A moist and flavorful lemon strawberry cake soaked in lemon syrup and topped with a luscious strawberry cream cheese frosting. Perfect for spring and summer celebrations!


Ingredients

Scale
  • 2 1/2 cups (300g) all-purpose flour
  • 1 teaspoon baking powder
  • 1/2 teaspoon baking soda
  • 1/4 teaspoon salt
  • 1 cup (2 sticks or 226g) unsalted butter, softened
  • 1 3/4 cups (350g) granulated sugar
  • 3 large eggs
  • 1 teaspoon vanilla extract
  • 1/2 cup (120ml) buttermilk
  • 1/4 cup (60ml) lemon juice, freshly squeezed
  • Zest of 2 lemons
  • 1 cup (150g) fresh strawberries, hulled and finely diced
  • 1/2 cup (100g) granulated sugar
  • 1/2 cup (120ml) lemon juice, freshly squeezed
  • 8 ounces (226g) cream cheese, softened
  • 1/2 cup (1 stick or 113g) unsalted butter, softened
  • 4 cups (480g) powdered sugar, sifted
  • 1/4 cup (60ml) heavy cream
  • 1 teaspoon vanilla extract
  • 1/2 cup (75g) fresh strawberries, pureed

Instructions

  1. Preheat oven to 350°F (175°C).

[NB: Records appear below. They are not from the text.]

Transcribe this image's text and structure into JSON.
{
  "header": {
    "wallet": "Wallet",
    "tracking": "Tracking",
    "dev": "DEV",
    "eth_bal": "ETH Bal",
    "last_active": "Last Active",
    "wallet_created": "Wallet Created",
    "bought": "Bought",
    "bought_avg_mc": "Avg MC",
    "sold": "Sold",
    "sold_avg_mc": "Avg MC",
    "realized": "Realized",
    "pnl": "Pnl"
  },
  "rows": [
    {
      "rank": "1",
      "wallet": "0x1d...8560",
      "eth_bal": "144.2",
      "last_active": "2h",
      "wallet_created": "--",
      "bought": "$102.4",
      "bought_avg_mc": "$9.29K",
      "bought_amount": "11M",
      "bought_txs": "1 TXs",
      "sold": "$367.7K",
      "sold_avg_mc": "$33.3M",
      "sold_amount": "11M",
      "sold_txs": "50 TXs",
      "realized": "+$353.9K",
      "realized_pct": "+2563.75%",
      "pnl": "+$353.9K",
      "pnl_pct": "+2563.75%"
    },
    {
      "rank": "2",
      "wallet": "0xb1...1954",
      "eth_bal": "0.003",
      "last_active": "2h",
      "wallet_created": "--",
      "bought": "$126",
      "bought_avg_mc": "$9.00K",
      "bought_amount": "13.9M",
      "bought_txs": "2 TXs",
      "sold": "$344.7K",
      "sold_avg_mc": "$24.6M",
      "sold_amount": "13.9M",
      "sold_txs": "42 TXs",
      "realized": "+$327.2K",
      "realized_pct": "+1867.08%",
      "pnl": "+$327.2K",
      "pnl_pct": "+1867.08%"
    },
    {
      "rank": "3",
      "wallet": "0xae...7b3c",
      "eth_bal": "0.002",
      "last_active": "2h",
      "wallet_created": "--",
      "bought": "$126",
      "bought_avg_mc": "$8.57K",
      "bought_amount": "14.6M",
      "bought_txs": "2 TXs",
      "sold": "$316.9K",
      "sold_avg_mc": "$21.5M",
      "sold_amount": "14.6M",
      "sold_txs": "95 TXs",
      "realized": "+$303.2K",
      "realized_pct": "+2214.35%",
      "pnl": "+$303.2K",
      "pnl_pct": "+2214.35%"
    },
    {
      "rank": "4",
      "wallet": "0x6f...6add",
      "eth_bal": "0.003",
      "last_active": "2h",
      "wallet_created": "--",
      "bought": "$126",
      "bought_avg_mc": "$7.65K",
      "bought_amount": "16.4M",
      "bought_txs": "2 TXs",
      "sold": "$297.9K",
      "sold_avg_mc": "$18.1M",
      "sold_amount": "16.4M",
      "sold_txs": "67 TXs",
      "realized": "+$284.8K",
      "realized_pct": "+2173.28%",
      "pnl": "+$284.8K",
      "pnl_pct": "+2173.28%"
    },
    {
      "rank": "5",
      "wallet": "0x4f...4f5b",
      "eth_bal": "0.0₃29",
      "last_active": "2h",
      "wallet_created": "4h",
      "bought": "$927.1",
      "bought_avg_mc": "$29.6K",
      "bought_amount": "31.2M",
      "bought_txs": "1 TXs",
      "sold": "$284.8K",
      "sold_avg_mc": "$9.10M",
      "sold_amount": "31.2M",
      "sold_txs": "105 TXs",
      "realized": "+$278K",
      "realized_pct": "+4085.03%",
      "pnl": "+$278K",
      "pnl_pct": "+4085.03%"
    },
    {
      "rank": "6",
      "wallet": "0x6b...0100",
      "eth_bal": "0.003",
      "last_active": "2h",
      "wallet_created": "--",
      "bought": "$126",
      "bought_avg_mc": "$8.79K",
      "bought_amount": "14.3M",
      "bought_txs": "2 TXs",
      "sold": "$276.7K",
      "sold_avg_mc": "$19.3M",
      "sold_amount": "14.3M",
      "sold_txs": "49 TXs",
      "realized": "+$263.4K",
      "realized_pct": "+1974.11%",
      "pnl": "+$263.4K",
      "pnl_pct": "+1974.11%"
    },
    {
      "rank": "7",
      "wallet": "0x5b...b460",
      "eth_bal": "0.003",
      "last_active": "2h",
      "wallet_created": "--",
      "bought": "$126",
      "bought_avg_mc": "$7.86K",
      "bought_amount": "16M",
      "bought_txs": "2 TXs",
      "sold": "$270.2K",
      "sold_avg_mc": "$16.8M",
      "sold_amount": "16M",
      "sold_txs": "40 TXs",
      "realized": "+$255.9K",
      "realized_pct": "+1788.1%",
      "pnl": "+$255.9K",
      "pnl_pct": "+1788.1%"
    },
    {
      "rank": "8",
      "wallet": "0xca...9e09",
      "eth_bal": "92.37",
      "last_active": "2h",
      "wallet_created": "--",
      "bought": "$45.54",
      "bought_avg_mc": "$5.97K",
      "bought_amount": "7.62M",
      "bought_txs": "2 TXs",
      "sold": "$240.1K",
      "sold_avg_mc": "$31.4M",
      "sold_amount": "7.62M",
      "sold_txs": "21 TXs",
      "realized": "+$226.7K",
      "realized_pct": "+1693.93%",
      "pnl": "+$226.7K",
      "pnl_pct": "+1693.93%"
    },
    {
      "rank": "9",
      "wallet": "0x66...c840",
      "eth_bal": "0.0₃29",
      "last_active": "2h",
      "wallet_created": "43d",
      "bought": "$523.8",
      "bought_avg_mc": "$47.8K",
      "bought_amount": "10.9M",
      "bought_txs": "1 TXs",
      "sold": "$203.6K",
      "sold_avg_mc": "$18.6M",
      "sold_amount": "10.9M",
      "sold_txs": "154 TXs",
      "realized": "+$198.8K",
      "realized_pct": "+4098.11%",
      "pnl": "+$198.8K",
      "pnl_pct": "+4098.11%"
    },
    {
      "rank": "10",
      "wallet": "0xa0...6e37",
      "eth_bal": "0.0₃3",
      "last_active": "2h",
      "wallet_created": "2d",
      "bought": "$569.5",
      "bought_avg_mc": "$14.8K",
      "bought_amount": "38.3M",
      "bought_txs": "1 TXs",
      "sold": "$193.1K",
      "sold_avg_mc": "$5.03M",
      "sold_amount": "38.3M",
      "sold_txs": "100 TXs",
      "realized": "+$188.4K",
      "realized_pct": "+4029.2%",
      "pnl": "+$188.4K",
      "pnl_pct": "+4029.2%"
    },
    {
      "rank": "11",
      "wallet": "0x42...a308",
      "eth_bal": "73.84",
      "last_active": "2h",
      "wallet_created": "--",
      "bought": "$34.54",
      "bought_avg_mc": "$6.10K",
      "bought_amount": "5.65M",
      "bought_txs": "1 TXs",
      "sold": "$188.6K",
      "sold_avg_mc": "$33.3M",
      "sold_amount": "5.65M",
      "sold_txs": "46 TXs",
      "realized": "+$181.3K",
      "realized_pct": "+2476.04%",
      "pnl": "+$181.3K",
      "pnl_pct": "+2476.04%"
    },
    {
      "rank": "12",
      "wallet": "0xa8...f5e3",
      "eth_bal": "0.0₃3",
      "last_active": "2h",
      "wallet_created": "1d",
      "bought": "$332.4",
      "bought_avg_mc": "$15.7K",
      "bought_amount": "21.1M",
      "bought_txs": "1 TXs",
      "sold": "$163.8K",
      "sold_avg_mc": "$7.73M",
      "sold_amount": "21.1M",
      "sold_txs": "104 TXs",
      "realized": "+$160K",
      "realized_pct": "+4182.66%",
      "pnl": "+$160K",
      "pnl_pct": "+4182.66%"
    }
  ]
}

Grease and flour a 9×13 inch baking pan.
  2. In a medium bowl, whisk together the flour, baking powder, baking soda, and salt. Set aside.
  3. In a large bowl, cream together the softened butter and granulated sugar until light and fluffy (3-5 minutes).
  4. Beat in the eggs one at a time, then stir in the vanilla extract.
  5. Gradually add the dry ingredients to the wet ingredients, alternating with the buttermilk and lemon juice. Begin and end with the dry ingredients. Mix until just combined after each addition.
  6. Gently fold in the lemon zest and diced strawberries.
  7. Pour the batter into the prepared baking pan and spread it evenly.
  8. Bake for 30-35 minutes, or until a wooden skewer inserted into the center comes out clean.
  9. Let the cake cool in the pan for 10 minutes before inverting it onto a wire rack to cool completely.
  10. In a small saucepan, combine the granulated sugar and lemon juice.
  11. Heat over medium heat, stirring constantly, until the sugar is dissolved.
  12. Bring to a simmer and let it simmer for about 2-3 minutes. Remove from heat and let the syrup cool slightly.
  13. While the cake is still warm, use a wooden skewer or toothpick to poke holes all over the top of the cake.
  14. Slowly pour the lemon syrup over the cake, making sure to distribute it evenly.
  15. Let the cake cool completely on the wire rack before frosting.
  16. In a large bowl, beat together the softened cream cheese and butter until smooth and creamy.
  17. Gradually add the sifted powdered sugar, beating on low speed until combined.
  18. Add the heavy cream and vanilla extract and beat on medium speed until light and fluffy.
  19. Gently fold in the strawberry puree until evenly distributed.
  20. Once the cake is completely cool, frost the top with the strawberry cream cheese frosting.
  21. Decorate the cake with fresh strawberries, lemon slices, or a sprinkle of powdered sugar.
  22. For best results, chill the frosted cake in the refrigerator for at least 30 minutes before serving.

Notes

  • Make sure all refrigerated ingredients (butter, cream cheese, buttermilk, eggs) are at room temperature for best results.
  • Don’t overmix the cake batter, as this can lead to a tough cake.
  • Sifting the powdered sugar for the frosting helps prevent lumps.
  • Adjust the amount of powdered sugar in the frosting to your desired sweetness.
  • The cake can be stored in the refrigerator for up to 3 days.